Dava; Genel Kredi Sözleşmesine dayalı olarak davacı bankanın yapmış olduğu takibe itirazın iptali davasıdır.
Tarafların delilleri toplanmış ve değerlendirilmiştir
İzmir 22. İcra Müdürlüğünün … Esas sayılı dosyası, İzmir 1 ATM’nin … Esas sayılı dosyası, Genel Kredi Sözleşmeleri, Bilirkişi incelemesi, davalı bankanın kayıtları incelenmiş ve değerlendirilmiştir.
İzmir 22. İcra Müdürlüğü’nün .. Esas sayılı dosyası incelenmesiyle; Takip alacaklısı … A.Ş., takip borçluları … ev … hakkında 07.05.2019 tarihinde (1.083.268,13 TL asıl alacak + 140.629,79 işlemiş %30 akdi faiz + 84.645,37 TL işlemiş %39 temerrüt faizi + 8.676,29 TL %5 BSMV =) 1.317.219,61‬ TL alacak üzerinden ilamsız icra takibine geçtiği, borçlulara ödeme emrinin 24.05.2019 tarihinde tebliğ olduğu, borçluların 28.05.2019 tarihinde borca, faize ve ferilerine itiraz ederek takibi durdurduğu belirlenmiştir.
Taraflar arasında arabuluculuk müzakeresinin 11.01.2021 tarihinde yapıldığı ve arabuluculuk görüşmelerinde banka ile borçlunun anlaşamadığına ilişkin tutanak düzenlendiği belirlenmiştir.
Davalı tarafın yetki itirazı incelendiğinde; taraflar arasında yapılan kredi sözleşmesine göre aralarında çıkacak uyuşmazlık nedeniyle İzmir Mahkeme ve İcra Mahkemelerinin yetkili kılındığı ve akdin ifa yerinin de İzmir … Şubesiyle yapılan sözleşme gereğince HMK m. 14 gereğince şubenin bulunduğu yer mahkemesinin de yetkili olduğu tespit edilmekle HMK m. 10 ve TBK m. 89 gereğince davalının yetki itirazının reddine karar vermek gerekmiştir.

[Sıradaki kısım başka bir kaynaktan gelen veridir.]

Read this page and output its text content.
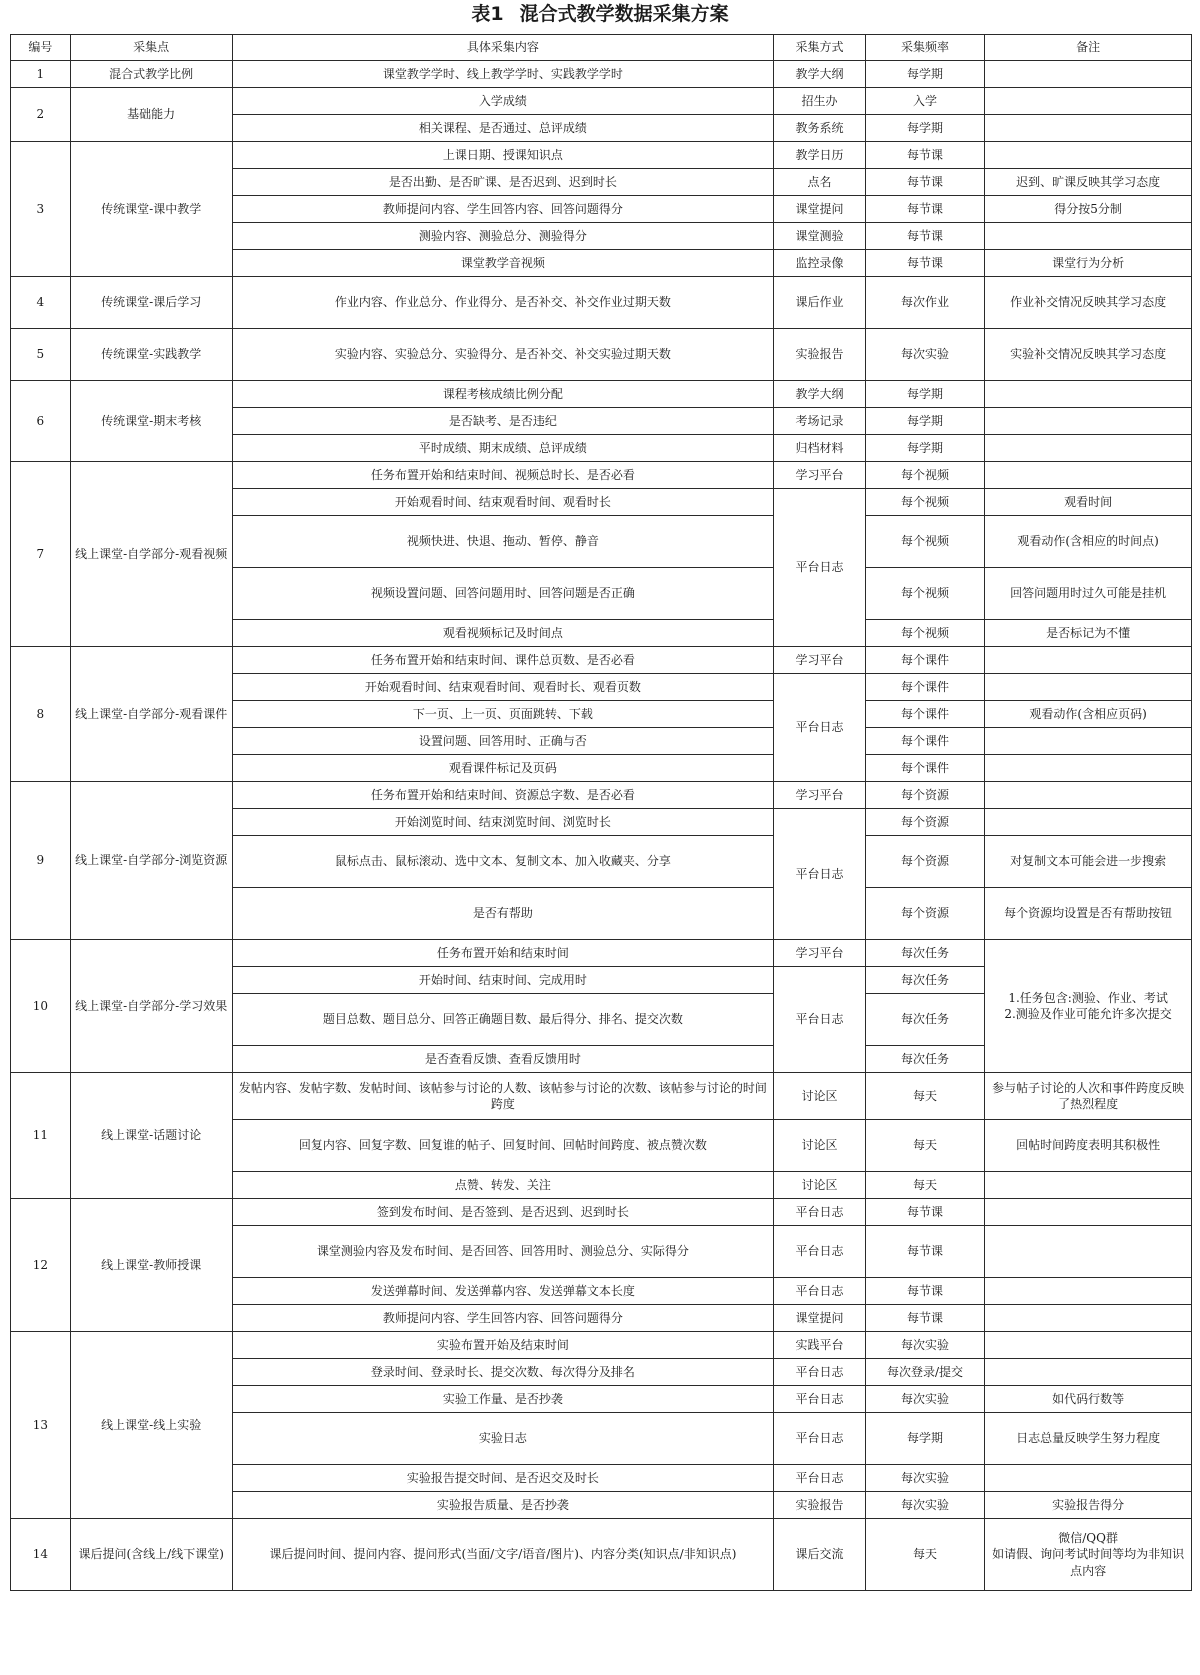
表1 混合式教学数据采集方案
编号	采集点	具体采集内容	采集方式	采集频率	备注
1	混合式教学比例	课堂教学学时、线上教学学时、实践教学学时	教学大纲	每学期	
2	基础能力	入学成绩	招生办	入学	
		相关课程、是否通过、总评成绩	教务系统	每学期	
3	传统课堂-课中教学	上课日期、授课知识点	教学日历	每节课	
		是否出勤、是否旷课、是否迟到、迟到时长	点名	每节课	迟到、旷课反映其学习态度
		教师提问内容、学生回答内容、回答问题得分	课堂提问	每节课	得分按5分制
		测验内容、测验总分、测验得分	课堂测验	每节课	
		课堂教学音视频	监控录像	每节课	课堂行为分析
4	传统课堂-课后学习	作业内容、作业总分、作业得分、是否补交、补交作业过期天数	课后作业	每次作业	作业补交情况反映其学习态度
5	传统课堂-实践教学	实验内容、实验总分、实验得分、是否补交、补交实验过期天数	实验报告	每次实验	实验补交情况反映其学习态度
6	传统课堂-期末考核	课程考核成绩比例分配	教学大纲	每学期	
		是否缺考、是否违纪	考场记录	每学期	
		平时成绩、期末成绩、总评成绩	归档材料	每学期	
7	线上课堂-自学部分-观看视频	任务布置开始和结束时间、视频总时长、是否必看	学习平台	每个视频	
		开始观看时间、结束观看时间、观看时长	平台日志	每个视频	观看时间
		视频快进、快退、拖动、暂停、静音		每个视频	观看动作(含相应的时间点)
		视频设置问题、回答问题用时、回答问题是否正确		每个视频	回答问题用时过久可能是挂机
		观看视频标记及时间点		每个视频	是否标记为不懂
8	线上课堂-自学部分-观看课件	任务布置开始和结束时间、课件总页数、是否必看	学习平台	每个课件	
		开始观看时间、结束观看时间、观看时长、观看页数	平台日志	每个课件	
		下一页、上一页、页面跳转、下载		每个课件	观看动作(含相应页码)
		设置问题、回答用时、正确与否		每个课件	
		观看课件标记及页码		每个课件	
9	线上课堂-自学部分-浏览资源	任务布置开始和结束时间、资源总字数、是否必看	学习平台	每个资源	
		开始浏览时间、结束浏览时间、浏览时长	平台日志	每个资源	
		鼠标点击、鼠标滚动、选中文本、复制文本、加入收藏夹、分享		每个资源	对复制文本可能会进一步搜索
		是否有帮助		每个资源	每个资源均设置是否有帮助按钮
10	线上课堂-自学部分-学习效果	任务布置开始和结束时间	学习平台	每次任务	1.任务包含:测验、作业、考试
2.测验及作业可能允许多次提交
		开始时间、结束时间、完成用时	平台日志	每次任务	
		题目总数、题目总分、回答正确题目数、最后得分、排名、提交次数		每次任务	
		是否查看反馈、查看反馈用时		每次任务	
11	线上课堂-话题讨论	发帖内容、发帖字数、发帖时间、该帖参与讨论的人数、该帖参与讨论的次数、该帖参与讨论的时间跨度	讨论区	每天	参与帖子讨论的人次和事件跨度反映了热烈程度
		回复内容、回复字数、回复谁的帖子、回复时间、回帖时间跨度、被点赞次数	讨论区	每天	回帖时间跨度表明其积极性
		点赞、转发、关注	讨论区	每天	
12	线上课堂-教师授课	签到发布时间、是否签到、是否迟到、迟到时长	平台日志	每节课	
		课堂测验内容及发布时间、是否回答、回答用时、测验总分、实际得分	平台日志	每节课	
		发送弹幕时间、发送弹幕内容、发送弹幕文本长度	平台日志	每节课	
		教师提问内容、学生回答内容、回答问题得分	课堂提问	每节课	
13	线上课堂-线上实验	实验布置开始及结束时间	实践平台	每次实验	
		登录时间、登录时长、提交次数、每次得分及排名	平台日志	每次登录/提交	
		实验工作量、是否抄袭	平台日志	每次实验	如代码行数等
		实验日志	平台日志	每学期	日志总量反映学生努力程度
		实验报告提交时间、是否迟交及时长	平台日志	每次实验	
		实验报告质量、是否抄袭	实验报告	每次实验	实验报告得分
14	课后提问(含线上/线下课堂)	课后提问时间、提问内容、提问形式(当面/文字/语音/图片)、内容分类(知识点/非知识点)	课后交流	每天	微信/QQ群
如请假、询问考试时间等均为非知识点内容
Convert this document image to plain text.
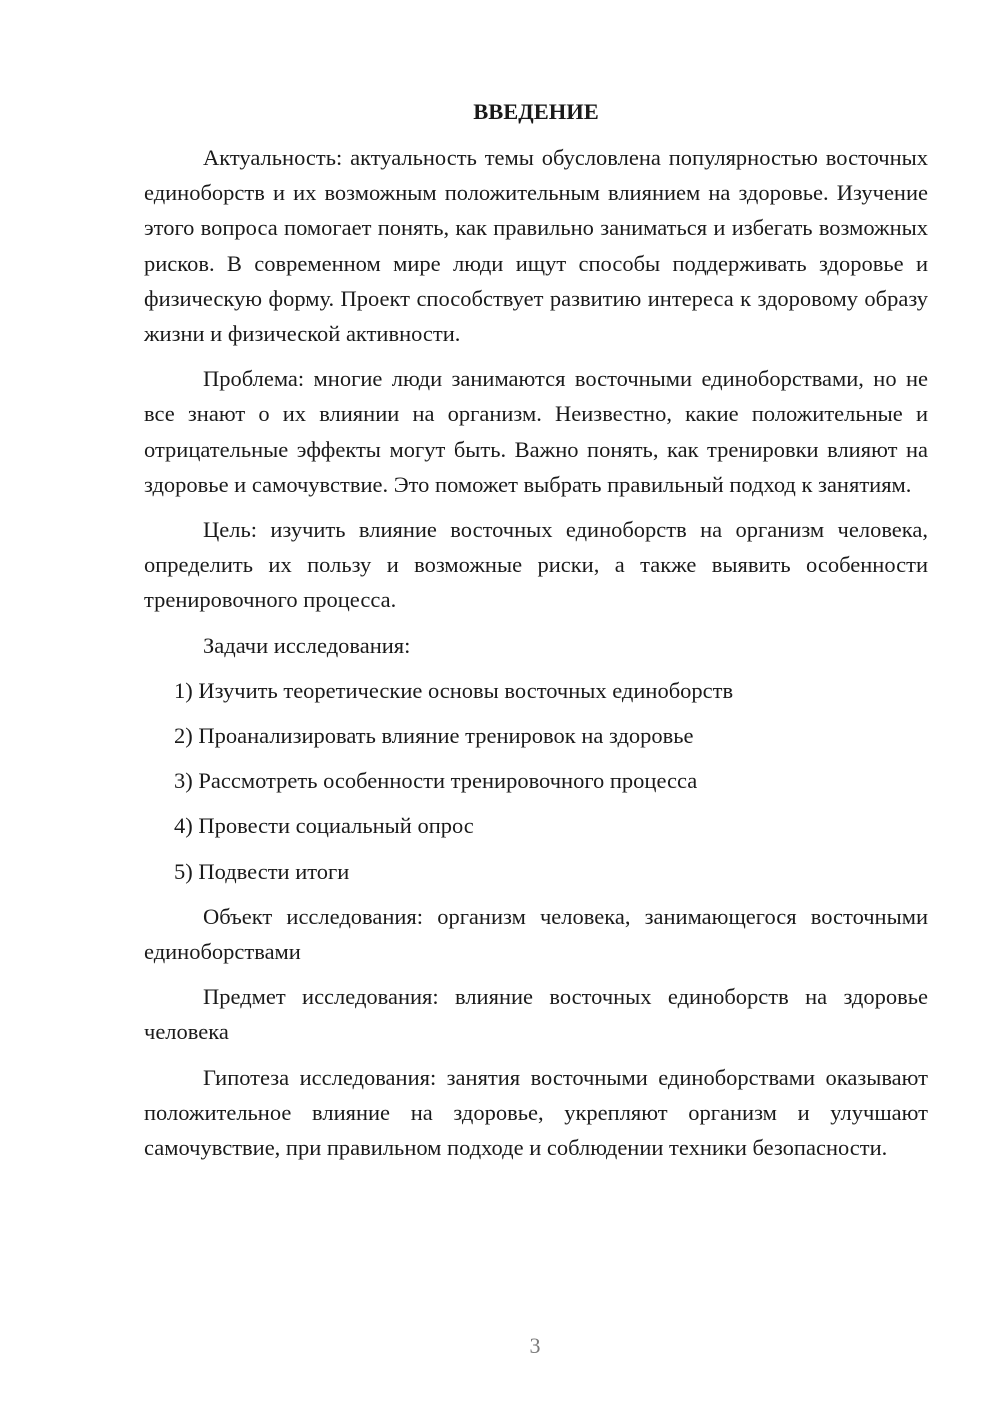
ВВЕДЕНИЕ

Актуальность: актуальность темы обусловлена популярностью восточных единоборств и их возможным положительным влиянием на здоровье. Изучение этого вопроса помогает понять, как правильно заниматься и избегать возможных рисков. В современном мире люди ищут способы поддерживать здоровье и физическую форму. Проект способствует развитию интереса к здоровому образу жизни и физической активности.

Проблема: многие люди занимаются восточными единоборствами, но не все знают о их влиянии на организм. Неизвестно, какие положительные и отрицательные эффекты могут быть. Важно понять, как тренировки влияют на здоровье и самочувствие. Это поможет выбрать правильный подход к занятиям.

Цель: изучить влияние восточных единоборств на организм человека, определить их пользу и возможные риски, а также выявить особенности тренировочного процесса.

Задачи исследования:

1) Изучить теоретические основы восточных единоборств
2) Проанализировать влияние тренировок на здоровье
3) Рассмотреть особенности тренировочного процесса
4) Провести социальный опрос
5) Подвести итоги

Объект исследования: организм человека, занимающегося восточными единоборствами

Предмет исследования: влияние восточных единоборств на здоровье человека

Гипотеза исследования: занятия восточными единоборствами оказывают положительное влияние на здоровье, укрепляют организм и улучшают самочувствие, при правильном подходе и соблюдении техники безопасности.

3
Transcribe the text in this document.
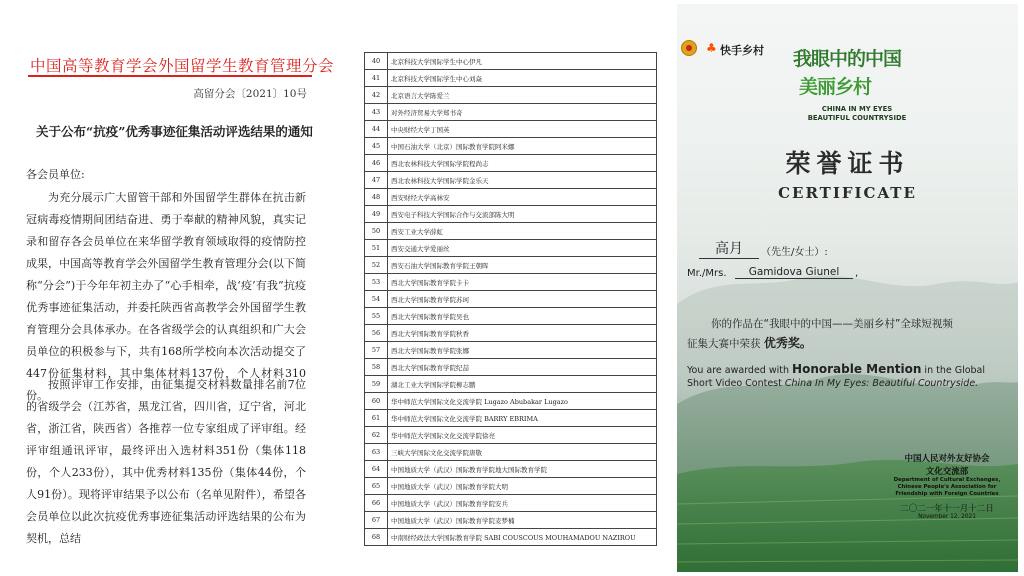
中国高等教育学会外国留学生教育管理分会
高留分会〔2021〕10号
关于公布“抗疫”优秀事迹征集活动评选结果的通知
各会员单位:

为充分展示广大留管干部和外国留学生群体在抗击新冠病毒疫情期间团结奋进、勇于奉献的精神风貌，真实记录和留存各会员单位在来华留学教育领域取得的疫情防控成果，中国高等教育学会外国留学生教育管理分会(以下简称“分会”)于今年年初主办了“心手相牵，战‘疫’有我”抗疫优秀事迹征集活动，并委托陕西省高教学会外国留学生教育管理分会具体承办。在各省级学会的认真组织和广大会员单位的积极参与下，共有168所学校向本次活动提交了447份征集材料，其中集体材料137份，个人材料310份。

按照评审工作安排，由征集提交材料数量排名前7位的省级学会（江苏省，黑龙江省，四川省，辽宁省，河北省，浙江省，陕西省）各推荐一位专家组成了评审组。经评审组通讯评审，最终评出入选材料351份（集体118份，个人233份），其中优秀材料135份（集体44份，个人91份）。现将评审结果予以公布（名单见附件），希望各会员单位以此次抗疫优秀事迹征集活动评选结果的公布为契机，总结

40	北京科技大学国际学生中心伊凡
41	北京科技大学国际学生中心刘焱
42	北京语言大学陈爱兰
43	对外经济贸易大学郑书奇
44	中央财经大学丁国英
45	中国石油大学（北京）国际教育学院阿米娜
46	西北农林科技大学国际学院程尚志
47	西北农林科技大学国际学院金乐天
48	西安财经大学高林安
49	西安电子科技大学国际合作与交流部陈大明
50	西安工业大学薛虹
51	西安交通大学爱丽丝
52	西安石油大学国际教育学院王朝晖
53	西北大学国际教育学院卡卡
54	西北大学国际教育学院苏珂
55	西北大学国际教育学院吴也
56	西北大学国际教育学院秋香
57	西北大学国际教育学院张娜
58	西北大学国际教育学院纪喆
59	湖北工业大学国际学院柳志鹏
60	华中师范大学国际文化交流学院 Lugazo Abubakar Lugazo
61	华中师范大学国际文化交流学院 BARRY EBRIMA
62	华中师范大学国际文化交流学院徐亮
63	三峡大学国际文化交流学院唐敬
64	中国地质大学（武汉）国际教育学院地大国际教育学院
65	中国地质大学（武汉）国际教育学院大明
66	中国地质大学（武汉）国际教育学院安兵
67	中国地质大学（武汉）国际教育学院麦梦楠
68	中南财经政法大学国际教育学院 SABI COUSCOUS MOUHAMADOU NAZIROU
♣ 快手乡村 我眼中的中国
美丽乡村
CHINA IN MY EYES
BEAUTIFUL COUNTRYSIDE
荣誉证书
CERTIFICATE
高月	（先生/女士）:
Mr./Mrs.	Gamidova Giunel	,
你的作品在“我眼中的中国——美丽乡村”全球短视频
征集大赛中荣获 优秀奖。
You are awarded with Honorable Mention in the Global
Short Video Contest China In My Eyes: Beautiful Countryside.
中国人民对外友好协会
文化交流部
Department of Cultural Exchanges,
Chinese People's Association for
Friendship with Foreign Countries
二〇二一年十一月十二日
November 12, 2021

Davalının davacının bir yıllık süre içerisinde İİK m. 67/1’e göre dava açmadığı gerekçesiyle hak düşürücü süre geçtiğinden bahisle davanın reddinin gerektiğini belirtmiş ise de, davalı tarafın itirazının davacıya tebliğ edilmediği ve bu nedenle davacının bu süre geçtikten sonra dava açtığı ispatlanamadığından ve davacının itirazı öğrendiği tarihten itibaren bir yıllık süre içerisinde dava açtığı karinesi doğduğundan bu yöndeki talebinin reddine karar vermek gerekmiştir.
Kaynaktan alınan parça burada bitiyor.